If something’s easy, it’s more fun to say it’s “duck soup.” Instead of the overrated and tired term “fake news,” I prefer “baloney” with just the right vocal inflection. When you hand your wife her purse, try saying “Here’s your pocketbook, dear” and see how she reacts. When your teenage son talks back to you, call him a “wisenheimer” and just see if it doesn’t dampen the discord. If he continues, call him a “whippersnapper” in front of his friends and wait for them to laugh. (Probably behind your back though because they’ll think you’re acting like a “spaz.” And they’ll be right, but at least you’ll get a laugh).
There are a number of funny phrases you can use by simply employing the word “cut.” You can “cut a rug,” “cut the mustard,” “cut someone someone to the quick,” “cut them off at the pass,” and under the right circumstances even “cut the cheese.” As for me, I think it’s time to fish or “cut bait” and get these phrases back into common usage.
Here are a few more sure to get a laugh: “For grins” means just for fun. “Trousers” is a word you can say just for grins, and much more “choice” than plain old “pants.” I mean “good gravy,” “Shenanigans” is more fun to say than “mischief.” “Swell” means good, and if you have it “made in the shade” then everything’s swell and you can throw a “humdinger” of a “wingding” to celebrate, and get a laugh out of it at the same time.
Maybe you’d prefer not to be laughed at, so it’s possible these old phrases don’t “razz your berries” like they do mine. And frankly I don’t want to embarrass my friends and family too much with my old people words, so I may not choose to do it “to the max” when I’m in public with them. But if they think my weird speech is a “bummer,” I’m guessing they won’t think it too much of a bummer simply because “bummer” is so much fun to say.
Humor can always defuse a tense situation, so if someone’s really mad at you, just say, “I’ll bet you’d like to give me a“knuckle sandwich.” If that doesn’t calm things down, ask him if he thinks you’re “cruisin’ for a bruisin’” and he may very well walk away from the argument shaking his head with a sardonic smile. Still, it’s best to avoid a possible “knuckle sandwich” situation by simply not “having a cow” over everything. If you agree that this is the “word from the bird,” then let’s hear you say “10-4 good buddy.”
What would be funniest is if two people carried on a real conversation just using old people words. Can you imagine the expressions on the faces of anyone overhearing this conversation today?
“What’s shakin’ Daddio?”
“Nothin’, just hanging loose.”
“Far out, man. I just hope you aren’t out to lunch!”

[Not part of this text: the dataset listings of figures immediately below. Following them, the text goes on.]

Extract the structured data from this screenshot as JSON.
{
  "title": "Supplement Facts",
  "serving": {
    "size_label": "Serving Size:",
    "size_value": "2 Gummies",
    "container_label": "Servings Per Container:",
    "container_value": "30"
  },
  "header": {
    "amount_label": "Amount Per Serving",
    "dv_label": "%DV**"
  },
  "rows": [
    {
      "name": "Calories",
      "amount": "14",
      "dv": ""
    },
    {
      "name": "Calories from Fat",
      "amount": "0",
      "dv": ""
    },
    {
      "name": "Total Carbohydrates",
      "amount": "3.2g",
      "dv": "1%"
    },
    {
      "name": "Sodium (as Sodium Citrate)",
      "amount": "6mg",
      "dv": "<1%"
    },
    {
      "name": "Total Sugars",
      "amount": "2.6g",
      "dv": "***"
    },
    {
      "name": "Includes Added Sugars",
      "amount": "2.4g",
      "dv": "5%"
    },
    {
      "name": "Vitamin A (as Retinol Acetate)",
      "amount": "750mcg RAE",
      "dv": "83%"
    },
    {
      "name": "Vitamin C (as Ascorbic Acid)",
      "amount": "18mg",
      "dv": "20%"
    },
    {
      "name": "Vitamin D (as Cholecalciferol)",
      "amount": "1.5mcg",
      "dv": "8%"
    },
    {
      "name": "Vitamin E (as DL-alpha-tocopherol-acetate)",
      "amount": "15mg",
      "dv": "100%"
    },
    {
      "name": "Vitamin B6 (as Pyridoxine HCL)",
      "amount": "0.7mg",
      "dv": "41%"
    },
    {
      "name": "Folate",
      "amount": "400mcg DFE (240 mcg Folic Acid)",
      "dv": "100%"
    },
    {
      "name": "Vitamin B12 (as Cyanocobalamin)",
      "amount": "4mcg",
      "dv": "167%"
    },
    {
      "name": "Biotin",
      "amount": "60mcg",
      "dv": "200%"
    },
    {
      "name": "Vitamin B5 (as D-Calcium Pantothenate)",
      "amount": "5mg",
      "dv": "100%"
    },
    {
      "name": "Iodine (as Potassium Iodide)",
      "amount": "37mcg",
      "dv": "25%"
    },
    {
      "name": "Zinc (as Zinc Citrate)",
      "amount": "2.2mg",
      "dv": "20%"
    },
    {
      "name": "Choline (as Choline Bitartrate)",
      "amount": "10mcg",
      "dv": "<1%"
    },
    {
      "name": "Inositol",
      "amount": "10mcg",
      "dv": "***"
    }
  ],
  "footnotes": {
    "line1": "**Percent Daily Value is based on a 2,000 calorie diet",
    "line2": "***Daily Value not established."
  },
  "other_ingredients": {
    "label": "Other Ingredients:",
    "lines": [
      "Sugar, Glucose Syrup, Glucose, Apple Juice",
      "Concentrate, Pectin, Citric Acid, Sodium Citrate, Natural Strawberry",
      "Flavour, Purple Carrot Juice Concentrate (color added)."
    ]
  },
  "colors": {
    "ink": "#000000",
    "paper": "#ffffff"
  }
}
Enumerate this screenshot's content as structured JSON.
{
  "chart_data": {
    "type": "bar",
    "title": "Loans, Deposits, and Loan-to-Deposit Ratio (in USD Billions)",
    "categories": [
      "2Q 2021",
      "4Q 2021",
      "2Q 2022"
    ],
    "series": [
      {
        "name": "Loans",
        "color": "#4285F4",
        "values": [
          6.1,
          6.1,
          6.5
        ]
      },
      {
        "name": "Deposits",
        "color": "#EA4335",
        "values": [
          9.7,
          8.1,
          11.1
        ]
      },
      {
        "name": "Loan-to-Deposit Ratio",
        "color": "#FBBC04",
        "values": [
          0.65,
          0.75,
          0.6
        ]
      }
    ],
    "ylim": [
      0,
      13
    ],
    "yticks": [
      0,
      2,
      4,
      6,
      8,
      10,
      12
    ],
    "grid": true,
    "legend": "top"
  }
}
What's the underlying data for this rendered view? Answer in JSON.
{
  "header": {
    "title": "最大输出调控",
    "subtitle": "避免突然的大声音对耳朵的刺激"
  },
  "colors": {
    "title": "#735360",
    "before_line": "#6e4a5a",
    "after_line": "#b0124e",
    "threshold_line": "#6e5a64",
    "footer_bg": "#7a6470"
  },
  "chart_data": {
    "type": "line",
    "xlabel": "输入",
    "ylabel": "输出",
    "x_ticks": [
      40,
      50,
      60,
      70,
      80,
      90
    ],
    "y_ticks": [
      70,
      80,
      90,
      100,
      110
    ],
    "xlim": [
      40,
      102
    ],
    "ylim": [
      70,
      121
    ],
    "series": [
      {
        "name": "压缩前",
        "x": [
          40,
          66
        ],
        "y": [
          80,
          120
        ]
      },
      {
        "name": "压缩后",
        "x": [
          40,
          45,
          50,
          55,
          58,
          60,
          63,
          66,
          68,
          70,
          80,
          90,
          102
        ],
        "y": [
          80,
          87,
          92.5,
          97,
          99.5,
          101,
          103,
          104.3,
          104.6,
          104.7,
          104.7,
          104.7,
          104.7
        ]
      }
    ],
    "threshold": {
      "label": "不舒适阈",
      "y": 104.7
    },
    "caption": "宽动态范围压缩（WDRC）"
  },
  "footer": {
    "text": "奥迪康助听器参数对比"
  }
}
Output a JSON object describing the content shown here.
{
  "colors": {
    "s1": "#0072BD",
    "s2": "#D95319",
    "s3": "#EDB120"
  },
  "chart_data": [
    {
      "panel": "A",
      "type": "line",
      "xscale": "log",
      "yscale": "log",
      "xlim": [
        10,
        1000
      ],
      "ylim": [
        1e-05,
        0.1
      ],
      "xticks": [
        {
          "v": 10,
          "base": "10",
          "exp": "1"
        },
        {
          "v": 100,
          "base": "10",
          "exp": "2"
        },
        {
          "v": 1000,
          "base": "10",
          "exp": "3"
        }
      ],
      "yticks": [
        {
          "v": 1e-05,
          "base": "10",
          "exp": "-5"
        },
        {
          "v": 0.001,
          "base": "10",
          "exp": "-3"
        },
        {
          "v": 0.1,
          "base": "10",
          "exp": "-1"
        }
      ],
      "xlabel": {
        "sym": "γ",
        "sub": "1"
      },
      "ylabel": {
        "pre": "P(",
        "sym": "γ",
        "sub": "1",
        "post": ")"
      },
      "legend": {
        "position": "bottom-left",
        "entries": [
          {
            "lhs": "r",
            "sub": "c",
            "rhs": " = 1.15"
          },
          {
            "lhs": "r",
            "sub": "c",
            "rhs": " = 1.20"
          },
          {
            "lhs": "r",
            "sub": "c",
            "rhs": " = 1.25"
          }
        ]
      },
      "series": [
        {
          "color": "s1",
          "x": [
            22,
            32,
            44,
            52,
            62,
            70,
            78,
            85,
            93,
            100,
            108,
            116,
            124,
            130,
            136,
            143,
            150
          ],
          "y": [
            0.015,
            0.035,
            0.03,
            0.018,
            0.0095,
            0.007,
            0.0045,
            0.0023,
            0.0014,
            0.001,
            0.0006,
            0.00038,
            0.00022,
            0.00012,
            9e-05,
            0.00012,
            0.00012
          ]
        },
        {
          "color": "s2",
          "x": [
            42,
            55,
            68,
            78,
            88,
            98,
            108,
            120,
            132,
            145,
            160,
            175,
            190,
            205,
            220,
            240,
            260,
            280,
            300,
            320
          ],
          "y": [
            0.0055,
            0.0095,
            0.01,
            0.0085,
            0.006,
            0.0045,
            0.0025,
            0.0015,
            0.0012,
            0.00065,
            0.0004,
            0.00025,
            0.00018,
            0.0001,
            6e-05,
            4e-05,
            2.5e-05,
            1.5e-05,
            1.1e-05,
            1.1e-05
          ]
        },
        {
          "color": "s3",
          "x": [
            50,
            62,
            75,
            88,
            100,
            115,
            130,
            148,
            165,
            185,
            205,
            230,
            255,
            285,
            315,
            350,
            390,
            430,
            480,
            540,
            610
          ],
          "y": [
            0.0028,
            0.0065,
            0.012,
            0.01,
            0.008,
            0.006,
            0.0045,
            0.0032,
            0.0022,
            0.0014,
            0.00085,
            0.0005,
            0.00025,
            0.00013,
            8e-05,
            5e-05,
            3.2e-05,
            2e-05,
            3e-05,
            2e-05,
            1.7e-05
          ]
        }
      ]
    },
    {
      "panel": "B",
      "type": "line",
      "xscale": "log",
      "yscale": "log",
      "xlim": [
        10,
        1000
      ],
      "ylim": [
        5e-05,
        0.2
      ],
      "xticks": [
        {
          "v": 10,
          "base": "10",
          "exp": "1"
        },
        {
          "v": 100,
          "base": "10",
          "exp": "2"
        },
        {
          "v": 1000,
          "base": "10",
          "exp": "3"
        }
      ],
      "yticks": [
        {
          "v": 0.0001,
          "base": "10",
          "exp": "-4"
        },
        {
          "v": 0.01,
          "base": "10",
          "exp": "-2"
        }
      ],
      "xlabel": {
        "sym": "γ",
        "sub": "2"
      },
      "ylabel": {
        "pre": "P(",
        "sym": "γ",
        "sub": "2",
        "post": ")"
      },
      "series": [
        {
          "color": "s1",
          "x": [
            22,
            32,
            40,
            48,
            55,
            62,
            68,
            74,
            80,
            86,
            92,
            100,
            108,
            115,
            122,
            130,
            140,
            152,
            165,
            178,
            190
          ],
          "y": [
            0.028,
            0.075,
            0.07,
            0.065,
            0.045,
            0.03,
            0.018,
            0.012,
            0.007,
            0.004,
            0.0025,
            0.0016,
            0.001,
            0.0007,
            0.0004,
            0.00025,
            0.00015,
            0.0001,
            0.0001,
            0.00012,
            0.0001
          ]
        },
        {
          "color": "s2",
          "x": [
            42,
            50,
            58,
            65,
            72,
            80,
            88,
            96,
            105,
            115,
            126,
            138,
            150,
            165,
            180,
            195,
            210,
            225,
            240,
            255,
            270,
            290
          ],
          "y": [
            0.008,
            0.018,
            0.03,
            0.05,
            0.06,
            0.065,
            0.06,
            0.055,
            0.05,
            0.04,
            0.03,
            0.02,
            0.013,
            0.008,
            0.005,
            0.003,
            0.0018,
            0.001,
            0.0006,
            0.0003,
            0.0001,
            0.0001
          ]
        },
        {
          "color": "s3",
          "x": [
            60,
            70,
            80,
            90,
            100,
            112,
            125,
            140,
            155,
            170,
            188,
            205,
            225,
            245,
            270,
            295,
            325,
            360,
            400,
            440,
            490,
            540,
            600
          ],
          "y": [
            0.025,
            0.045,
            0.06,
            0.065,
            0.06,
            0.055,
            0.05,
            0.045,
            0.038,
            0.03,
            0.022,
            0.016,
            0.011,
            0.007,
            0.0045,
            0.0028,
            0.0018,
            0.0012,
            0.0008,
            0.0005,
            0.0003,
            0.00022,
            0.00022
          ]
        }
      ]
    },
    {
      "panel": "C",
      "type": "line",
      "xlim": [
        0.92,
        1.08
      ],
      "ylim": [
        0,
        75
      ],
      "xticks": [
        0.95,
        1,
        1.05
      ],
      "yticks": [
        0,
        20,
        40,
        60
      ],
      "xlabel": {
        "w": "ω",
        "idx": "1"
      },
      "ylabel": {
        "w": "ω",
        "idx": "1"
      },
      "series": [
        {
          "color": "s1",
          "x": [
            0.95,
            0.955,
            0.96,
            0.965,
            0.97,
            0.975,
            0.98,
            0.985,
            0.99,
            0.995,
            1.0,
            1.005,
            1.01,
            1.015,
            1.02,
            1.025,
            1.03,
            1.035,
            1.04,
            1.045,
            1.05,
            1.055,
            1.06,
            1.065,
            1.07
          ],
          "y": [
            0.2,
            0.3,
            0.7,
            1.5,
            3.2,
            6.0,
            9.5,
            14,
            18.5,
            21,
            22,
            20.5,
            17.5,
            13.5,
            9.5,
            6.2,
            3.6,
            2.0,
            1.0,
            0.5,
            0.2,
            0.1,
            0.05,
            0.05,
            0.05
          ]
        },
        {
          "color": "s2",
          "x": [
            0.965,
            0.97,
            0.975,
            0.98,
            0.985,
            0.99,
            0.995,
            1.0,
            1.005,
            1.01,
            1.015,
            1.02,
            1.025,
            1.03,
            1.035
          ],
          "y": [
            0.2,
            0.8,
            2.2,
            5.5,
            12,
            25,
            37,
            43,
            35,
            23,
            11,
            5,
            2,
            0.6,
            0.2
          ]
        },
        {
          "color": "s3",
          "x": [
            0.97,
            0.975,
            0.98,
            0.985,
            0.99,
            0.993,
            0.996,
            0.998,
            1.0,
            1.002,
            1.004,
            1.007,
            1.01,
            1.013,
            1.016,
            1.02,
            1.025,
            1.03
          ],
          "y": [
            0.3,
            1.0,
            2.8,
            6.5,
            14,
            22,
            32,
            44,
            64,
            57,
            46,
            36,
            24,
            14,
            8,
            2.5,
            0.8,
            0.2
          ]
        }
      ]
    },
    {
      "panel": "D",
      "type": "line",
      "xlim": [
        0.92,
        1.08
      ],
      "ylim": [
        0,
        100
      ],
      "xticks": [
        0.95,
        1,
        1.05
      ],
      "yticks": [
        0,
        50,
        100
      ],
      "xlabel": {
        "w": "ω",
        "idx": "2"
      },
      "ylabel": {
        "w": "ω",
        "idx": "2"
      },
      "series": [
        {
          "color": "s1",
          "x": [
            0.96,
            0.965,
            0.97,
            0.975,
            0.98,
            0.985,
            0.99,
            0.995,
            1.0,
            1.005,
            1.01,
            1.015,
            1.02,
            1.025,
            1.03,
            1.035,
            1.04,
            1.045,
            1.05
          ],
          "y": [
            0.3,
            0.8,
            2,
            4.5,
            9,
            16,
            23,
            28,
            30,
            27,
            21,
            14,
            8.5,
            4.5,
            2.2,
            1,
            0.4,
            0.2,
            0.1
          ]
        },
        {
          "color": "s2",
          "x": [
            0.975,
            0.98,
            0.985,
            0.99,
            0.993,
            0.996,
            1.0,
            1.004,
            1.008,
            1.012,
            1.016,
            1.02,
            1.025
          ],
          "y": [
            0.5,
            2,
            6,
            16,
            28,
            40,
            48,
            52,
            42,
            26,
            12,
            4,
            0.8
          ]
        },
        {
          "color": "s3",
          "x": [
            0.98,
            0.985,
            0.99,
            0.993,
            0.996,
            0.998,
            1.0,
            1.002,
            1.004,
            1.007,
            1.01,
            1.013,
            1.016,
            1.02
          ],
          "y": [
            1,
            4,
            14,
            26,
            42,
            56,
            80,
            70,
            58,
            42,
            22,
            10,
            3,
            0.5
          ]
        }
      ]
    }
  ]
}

“Whoa, take a chill pill pardner! I’m no space cadet!”
“You bet your sweet bippy you’re not! You’re a gas, bro!”
“You’re da bomb too, dude. Listen, I gotta beat feet.”
“You have to split now?”
“Yeah, time to blow. Me and my old lady are gonna catch a flick at the passion pit.”
“Gonna suck face at the drive-in, huh? Well, no makin’ whoopee now!”
“You’re bodacious, dude! Catch you on the flip side.”
So what do you say, comical communicators? Even though some might think I should “cool my jets” about these archaic phrases, I’m certain we’d hear a lot more laughter if we could convince people that old-fashioned slang is actually “the cat’s pajamas.” I say we either convince the members of this generation of the entertainment value of these words or annoy them trying.
Because if we succeed, it will be so gnarly.